Hi,
I've just started to look at Julia. I'm one of the authors of data.table in R, btw, which has been mentioned here before. Nice job on Julia! One thing that looks especially attractive in julia.h is that *data is, well, a pointer.
typedef struct {
JL_STRUCT_TYPE
size_t length;
jl_value_t *data[1];
} jl_tuple_t;
In R we don't have that. In R the general type SEXP is a header (such as type and length) followed by the data; i.e., DATAPTR() is an offset, not a pointer. So in data.table the way it has to implement fast grouping, for contiguous groups, is :
1. Find largest group
2. Allocate memory for that largest group in a static environment
3. Loop through groups doing a memcpy of each subset of each column to the static environment
4. Eval j
5. Accumulate results
6. Next group step 3, reusing the same static memory.
This works well and is fast (the fastest grouping available in R for single runs on large data such as 1e9 rows), but could be faster. Possibly much faster in Julia due to less overhead and freedom in the julia code we eval in each group (such as mean, sum, sd, etc etc). In Julia we wouldn't need the memcpy as the *data could just be pointed to the start of the group, set length as long as the group, and that's it. Am I understanding correctly? If so, that's quite attractive. That's also how Python is arranged internally I believe? I don't know how Pandas does that, but would be interesting.
However, and this is the main point of this post, what we do have in R is truelength as well as length. This allows data.table to over allocate column pointer slots (100 by default, but some people set that to 1000 or more). A 2 column data.table is length 2 and truelength 100. Adding a new column is just assignment to the 3rd slot and updating length to 3 (no copy of existing 2 columns). Deleting a column is instant regardless of size, using memmove to budge up the column pointers after the one to be deleted. These ops are extremely fast in data.table since they don't copy any part of memory at all. Afaik, no other package (or indeed base R) uses truelength for this purpose or similar. So it's something that R has in its internals that only data.table uses, afaik.
Have I missed truelength in Julia, and if not would adding it to julia.h make sense?

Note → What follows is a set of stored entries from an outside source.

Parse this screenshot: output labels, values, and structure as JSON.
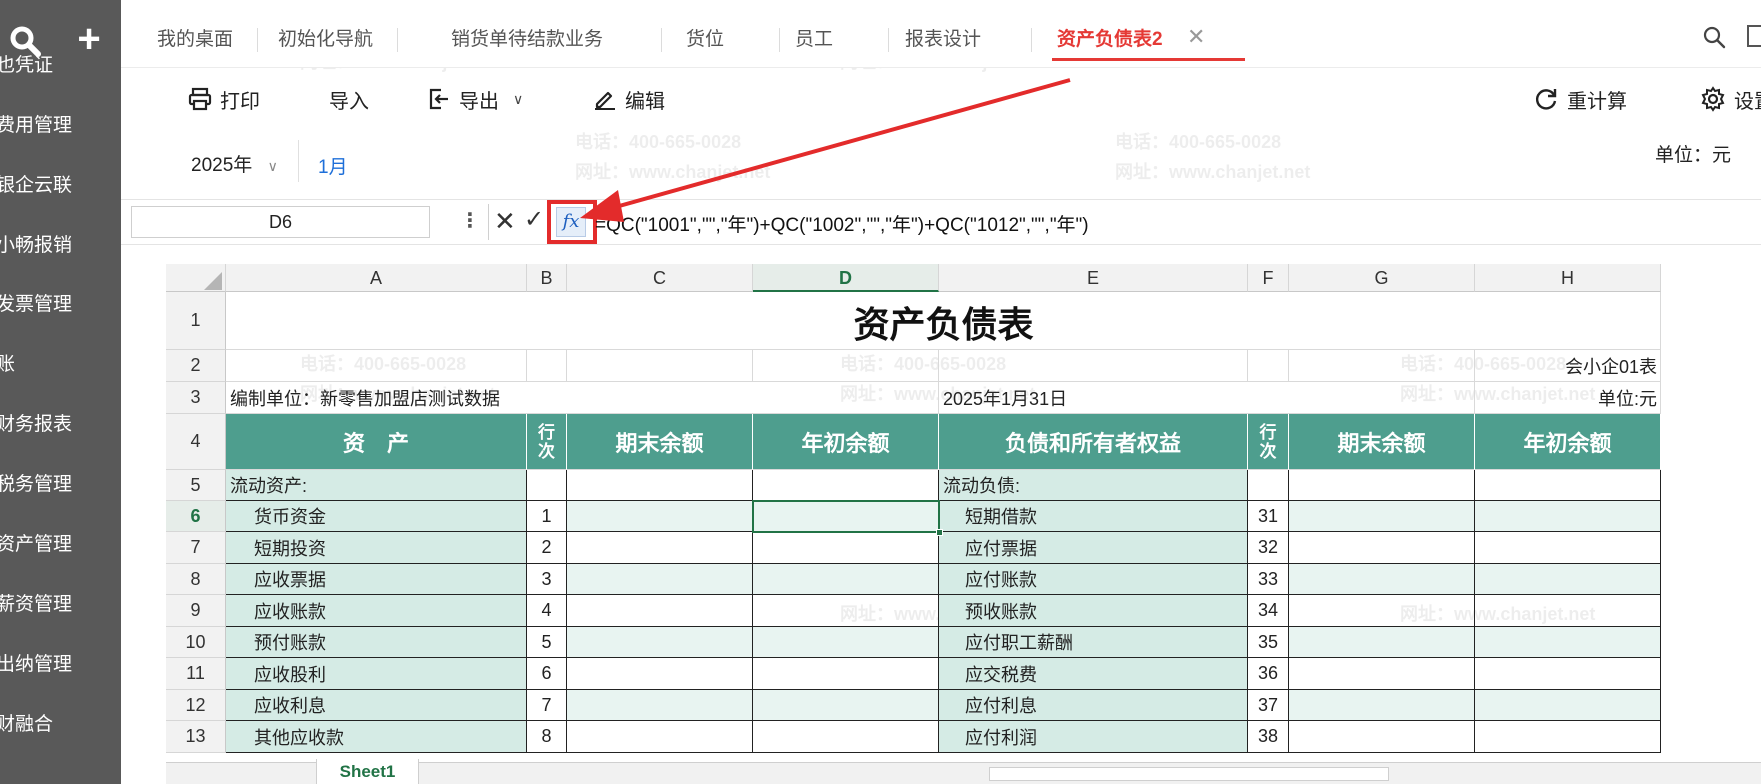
{
  "sidebar": {
    "items": [
      "也凭证",
      "费用管理",
      "银企云联",
      "小畅报销",
      "发票管理",
      "账",
      "财务报表",
      "税务管理",
      "资产管理",
      "薪资管理",
      "出纳管理",
      "财融合"
    ]
  },
  "tabs": [
    {
      "label": "我的桌面"
    },
    {
      "label": "初始化导航"
    },
    {
      "label": "销货单待结款业务"
    },
    {
      "label": "货位"
    },
    {
      "label": "员工"
    },
    {
      "label": "报表设计"
    },
    {
      "label": "资产负债表2",
      "active": true
    }
  ],
  "toolbar": {
    "print": "打印",
    "import": "导入",
    "export": "导出",
    "edit": "编辑",
    "recalc": "重计算",
    "settings": "设置"
  },
  "period": {
    "year": "2025年",
    "month": "1月",
    "unit": "单位：元"
  },
  "formula_bar": {
    "cell_ref": "D6",
    "formula": "=QC(\"1001\",\"\",\"年\")+QC(\"1002\",\"\",\"年\")+QC(\"1012\",\"\",\"年\")"
  },
  "sheet": {
    "columns": [
      "A",
      "B",
      "C",
      "D",
      "E",
      "F",
      "G",
      "H"
    ],
    "row_numbers": [
      "1",
      "2",
      "3",
      "4",
      "5",
      "6",
      "7",
      "8",
      "9",
      "10",
      "11",
      "12",
      "13"
    ],
    "title": "资产负债表",
    "form_code": "会小企01表",
    "company": "编制单位：新零售加盟店测试数据",
    "date": "2025年1月31日",
    "unit": "单位:元",
    "headers": {
      "assets": "资　产",
      "line_no": "行次",
      "end_balance": "期末余额",
      "begin_balance": "年初余额",
      "liabilities": "负债和所有者权益"
    },
    "section_left": "流动资产:",
    "section_right": "流动负债:",
    "rows": [
      {
        "asset": "货币资金",
        "a_no": "1",
        "liab": "短期借款",
        "l_no": "31"
      },
      {
        "asset": "短期投资",
        "a_no": "2",
        "liab": "应付票据",
        "l_no": "32"
      },
      {
        "asset": "应收票据",
        "a_no": "3",
        "liab": "应付账款",
        "l_no": "33"
      },
      {
        "asset": "应收账款",
        "a_no": "4",
        "liab": "预收账款",
        "l_no": "34"
      },
      {
        "asset": "预付账款",
        "a_no": "5",
        "liab": "应付职工薪酬",
        "l_no": "35"
      },
      {
        "asset": "应收股利",
        "a_no": "6",
        "liab": "应交税费",
        "l_no": "36"
      },
      {
        "asset": "应收利息",
        "a_no": "7",
        "liab": "应付利息",
        "l_no": "37"
      },
      {
        "asset": "其他应收款",
        "a_no": "8",
        "liab": "应付利润",
        "l_no": "38"
      }
    ],
    "sheet_tab": "Sheet1"
  },
  "watermark": {
    "phone": "电话：400-665-0028",
    "site": "网址：www.chanjet.net"
  }
}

Another aspect is over-allocating each column, so that fast insert() can take place after the last row of the table. Think real-time streaming data, time ordered. Different schemes can be used to over allocate and reallocate when full, but all of them would need truelength in the vector header as well as length, iiuc.
typedef struct {
JL_STRUCT_TYPE
size_t length;
size_t truelength;
jl_value_t *data[1];
} jl_tuple_t;